The report added that there is no strict definition of
a frontier market. Generally, they are developing economies with undeveloped equity markets. A recent report from Merrill Lynch loosely defined frontier markets as representing nearly one billion people, having a nominal gross domestic product of US$2.4 trillion and an equity market cap of US$1.7 trillion.
As emerging markets mature, investors are looking for opportunities in previously untapped markets. Hence the rising interest in frontier/emerging markets. The common thread is not demographic or economic, but rather an underdeveloped equity market. Frontier markets tend to be young, thinly traded equity markets with weak regulatory frameworks, and low levels of transparency and foreign ownership.
Since 2000, the Standard & Poor (S&P) frontier-market index has annualized returns of 24 percent. Note that the Morgan Stanley Composite Index (MSCI) is currently in the process of launching a frontier-market index. The proposed MSCI frontier-market index is dominated by the markets in the Middle East and emerging Europe. Kuwait and the U.A.E. will comprise 44 percent of the index alone.
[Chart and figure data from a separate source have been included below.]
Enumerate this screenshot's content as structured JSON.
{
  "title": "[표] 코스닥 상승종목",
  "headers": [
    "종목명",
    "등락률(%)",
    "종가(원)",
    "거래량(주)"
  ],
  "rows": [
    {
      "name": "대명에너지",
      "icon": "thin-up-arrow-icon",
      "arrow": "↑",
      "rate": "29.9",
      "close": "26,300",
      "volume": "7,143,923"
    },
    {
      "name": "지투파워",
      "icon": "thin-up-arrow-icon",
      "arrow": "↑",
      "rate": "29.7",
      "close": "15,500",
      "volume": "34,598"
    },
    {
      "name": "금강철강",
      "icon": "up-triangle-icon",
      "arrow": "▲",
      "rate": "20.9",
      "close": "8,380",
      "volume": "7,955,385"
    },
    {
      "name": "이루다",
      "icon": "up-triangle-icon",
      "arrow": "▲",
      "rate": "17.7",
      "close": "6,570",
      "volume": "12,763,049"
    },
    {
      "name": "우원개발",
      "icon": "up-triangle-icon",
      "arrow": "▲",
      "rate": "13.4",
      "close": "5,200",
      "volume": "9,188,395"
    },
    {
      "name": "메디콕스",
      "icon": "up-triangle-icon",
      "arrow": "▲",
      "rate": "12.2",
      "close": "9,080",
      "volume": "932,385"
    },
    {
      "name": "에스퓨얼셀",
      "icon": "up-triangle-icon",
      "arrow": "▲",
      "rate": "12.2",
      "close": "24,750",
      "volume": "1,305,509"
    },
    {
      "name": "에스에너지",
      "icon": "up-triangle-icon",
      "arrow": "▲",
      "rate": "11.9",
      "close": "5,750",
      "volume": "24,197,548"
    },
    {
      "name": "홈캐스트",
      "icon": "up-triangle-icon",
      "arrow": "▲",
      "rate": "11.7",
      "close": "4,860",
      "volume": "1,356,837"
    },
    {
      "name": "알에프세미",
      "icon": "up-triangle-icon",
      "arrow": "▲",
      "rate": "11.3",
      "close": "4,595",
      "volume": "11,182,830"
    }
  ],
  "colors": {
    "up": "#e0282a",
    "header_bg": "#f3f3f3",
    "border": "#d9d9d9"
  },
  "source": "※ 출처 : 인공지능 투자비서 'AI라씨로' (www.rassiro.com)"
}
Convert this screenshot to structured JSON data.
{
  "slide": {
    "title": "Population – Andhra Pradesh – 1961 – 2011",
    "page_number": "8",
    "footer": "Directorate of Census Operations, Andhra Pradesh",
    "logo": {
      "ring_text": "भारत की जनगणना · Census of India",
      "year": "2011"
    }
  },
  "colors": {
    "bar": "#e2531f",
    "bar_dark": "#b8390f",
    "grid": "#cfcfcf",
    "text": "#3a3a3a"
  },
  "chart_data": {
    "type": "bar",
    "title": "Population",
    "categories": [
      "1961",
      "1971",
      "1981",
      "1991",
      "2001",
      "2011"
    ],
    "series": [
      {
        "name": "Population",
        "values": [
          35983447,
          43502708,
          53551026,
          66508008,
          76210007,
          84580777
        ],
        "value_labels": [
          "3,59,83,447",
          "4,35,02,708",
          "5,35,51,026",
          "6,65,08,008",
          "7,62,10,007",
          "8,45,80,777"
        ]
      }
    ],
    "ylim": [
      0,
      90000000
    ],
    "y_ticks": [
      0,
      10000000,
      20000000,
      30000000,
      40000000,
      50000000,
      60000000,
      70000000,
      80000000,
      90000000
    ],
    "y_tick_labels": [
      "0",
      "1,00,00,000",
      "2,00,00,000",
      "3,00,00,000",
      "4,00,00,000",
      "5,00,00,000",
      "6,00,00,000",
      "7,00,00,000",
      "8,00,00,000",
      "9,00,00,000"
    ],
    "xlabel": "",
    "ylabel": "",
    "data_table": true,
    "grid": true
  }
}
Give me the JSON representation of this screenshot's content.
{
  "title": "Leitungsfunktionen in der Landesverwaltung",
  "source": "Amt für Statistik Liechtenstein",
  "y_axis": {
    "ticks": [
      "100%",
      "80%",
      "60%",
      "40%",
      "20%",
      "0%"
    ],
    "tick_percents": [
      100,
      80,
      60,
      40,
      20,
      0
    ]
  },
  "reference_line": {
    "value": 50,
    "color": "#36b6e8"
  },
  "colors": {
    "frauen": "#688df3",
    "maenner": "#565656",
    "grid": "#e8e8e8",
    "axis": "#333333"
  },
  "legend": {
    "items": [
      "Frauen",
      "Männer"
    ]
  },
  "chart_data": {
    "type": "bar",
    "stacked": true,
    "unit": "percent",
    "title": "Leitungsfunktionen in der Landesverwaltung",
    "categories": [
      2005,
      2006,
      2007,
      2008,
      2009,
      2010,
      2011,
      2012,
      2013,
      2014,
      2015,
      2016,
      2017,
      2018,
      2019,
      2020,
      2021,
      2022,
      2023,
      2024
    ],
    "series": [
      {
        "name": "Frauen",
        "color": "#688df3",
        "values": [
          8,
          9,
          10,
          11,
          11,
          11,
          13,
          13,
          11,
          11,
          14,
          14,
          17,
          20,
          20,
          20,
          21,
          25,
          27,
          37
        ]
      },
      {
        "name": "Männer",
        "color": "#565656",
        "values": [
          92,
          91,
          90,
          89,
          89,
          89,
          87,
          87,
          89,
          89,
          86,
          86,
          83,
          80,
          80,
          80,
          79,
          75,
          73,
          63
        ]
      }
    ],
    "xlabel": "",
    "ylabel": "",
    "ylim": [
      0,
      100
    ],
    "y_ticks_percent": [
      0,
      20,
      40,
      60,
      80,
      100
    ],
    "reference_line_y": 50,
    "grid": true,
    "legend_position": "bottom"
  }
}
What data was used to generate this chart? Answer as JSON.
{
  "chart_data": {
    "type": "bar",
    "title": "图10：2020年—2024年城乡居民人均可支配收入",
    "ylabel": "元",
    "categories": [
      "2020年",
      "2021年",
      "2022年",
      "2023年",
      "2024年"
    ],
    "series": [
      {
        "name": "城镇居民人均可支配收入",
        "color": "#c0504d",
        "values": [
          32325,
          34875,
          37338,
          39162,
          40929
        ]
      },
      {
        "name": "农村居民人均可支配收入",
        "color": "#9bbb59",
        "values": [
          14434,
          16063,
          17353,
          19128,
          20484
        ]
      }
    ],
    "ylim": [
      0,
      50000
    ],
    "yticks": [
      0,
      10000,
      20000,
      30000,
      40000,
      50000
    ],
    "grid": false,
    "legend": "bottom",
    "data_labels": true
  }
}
Financials are projected to be the largest sector and account for almost 50 percent of the new index.
The best reasons to invest in frontier markets are strong equity market returns, uncorrelated returns, undercapitalized equity markets, under-owned markets, strong economic growth potential, underleveraged economies and strong returns. Frontier markets have outperformed both emerging and developed equity markets since the inception of the S&P frontier index in January 2000.